To give you an idea of what that means, we once lost a 2-ton industrial play structure one evening while out to dinner. The wind funnel simply picked it up and tossed it a hundred feet into my neighbor’s yard. We have lost several barbecue grills, wrought iron chairs, swimming pools filled with water, too many trash bins to count, a slide, and a couple of windows. A neighbor had the terracotta tiles completely stripped from her roof and rain down all over our lawns. Quite different from the kind of showers we have in Paris.
In Colorado, we constantly have to rework our dinner parties and meals based on the blazing sunshine and the wind. I’ve learned always to have a backup plan when it comes to parties that involve outside grilling. Fun fact: a grill will not stay lit in 60-100 mph winds…for that matter it won’t even stay on your deck. On really windy nights, our iron bed with both of us in it jiggles on the carpeted floor and the water is sucked from all the toilets.

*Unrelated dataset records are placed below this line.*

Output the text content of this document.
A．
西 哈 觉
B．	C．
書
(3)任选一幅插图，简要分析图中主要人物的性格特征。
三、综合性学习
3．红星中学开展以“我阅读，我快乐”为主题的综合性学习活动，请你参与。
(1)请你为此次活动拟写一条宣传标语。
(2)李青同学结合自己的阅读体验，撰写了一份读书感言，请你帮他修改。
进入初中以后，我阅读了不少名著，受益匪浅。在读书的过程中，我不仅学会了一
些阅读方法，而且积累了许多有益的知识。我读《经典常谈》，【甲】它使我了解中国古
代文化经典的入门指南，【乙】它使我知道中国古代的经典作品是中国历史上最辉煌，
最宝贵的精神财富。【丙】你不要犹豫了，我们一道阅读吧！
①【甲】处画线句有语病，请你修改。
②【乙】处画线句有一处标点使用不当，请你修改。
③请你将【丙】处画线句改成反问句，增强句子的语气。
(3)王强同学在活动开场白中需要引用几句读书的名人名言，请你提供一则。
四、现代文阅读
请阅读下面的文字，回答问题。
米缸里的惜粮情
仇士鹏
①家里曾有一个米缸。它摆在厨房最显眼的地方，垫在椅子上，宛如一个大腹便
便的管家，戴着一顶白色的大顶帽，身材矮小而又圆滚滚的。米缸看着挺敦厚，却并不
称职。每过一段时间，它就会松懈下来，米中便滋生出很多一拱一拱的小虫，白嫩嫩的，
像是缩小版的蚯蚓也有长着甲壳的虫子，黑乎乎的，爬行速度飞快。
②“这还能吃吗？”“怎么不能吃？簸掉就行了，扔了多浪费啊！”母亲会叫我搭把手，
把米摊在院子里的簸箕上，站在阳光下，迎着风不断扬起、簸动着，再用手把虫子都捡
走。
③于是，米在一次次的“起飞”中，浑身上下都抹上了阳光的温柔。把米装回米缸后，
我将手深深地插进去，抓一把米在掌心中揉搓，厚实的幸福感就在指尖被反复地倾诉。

So imagine a pitiable petite stalk of basil or tarragon trying desperately to beat the elements. Almost always my much-wanted herbs cry “Uncle” a week or two after I plant them, succumbing to those tenacious gusts and the stifling temperature.
If they do manage to get a foothold and green up, the elk and the deer are more than happy to stroll through the cul-de-sac and boldly have a light snack at dawn and dusk. If the big brown quadrupeds don’t happen to be hungry, the greedingl and antagonistic squirrels are delighted to add some seasoning to their nuts. And then of course there are the mini, but mighty, grey voles and our crazy neighbor’s skeletal hound that pees a fountain on everything, herbs and my own dog included…
…so this is why j’adore my hardy and healthy herbs à Paris. To me, my four window boxes of herbs are nothing short of a miracle….
…Thai basil chicken tonight, lamb with tarragon and thyme tomorrow, and fresh mint tea daily. Yippee!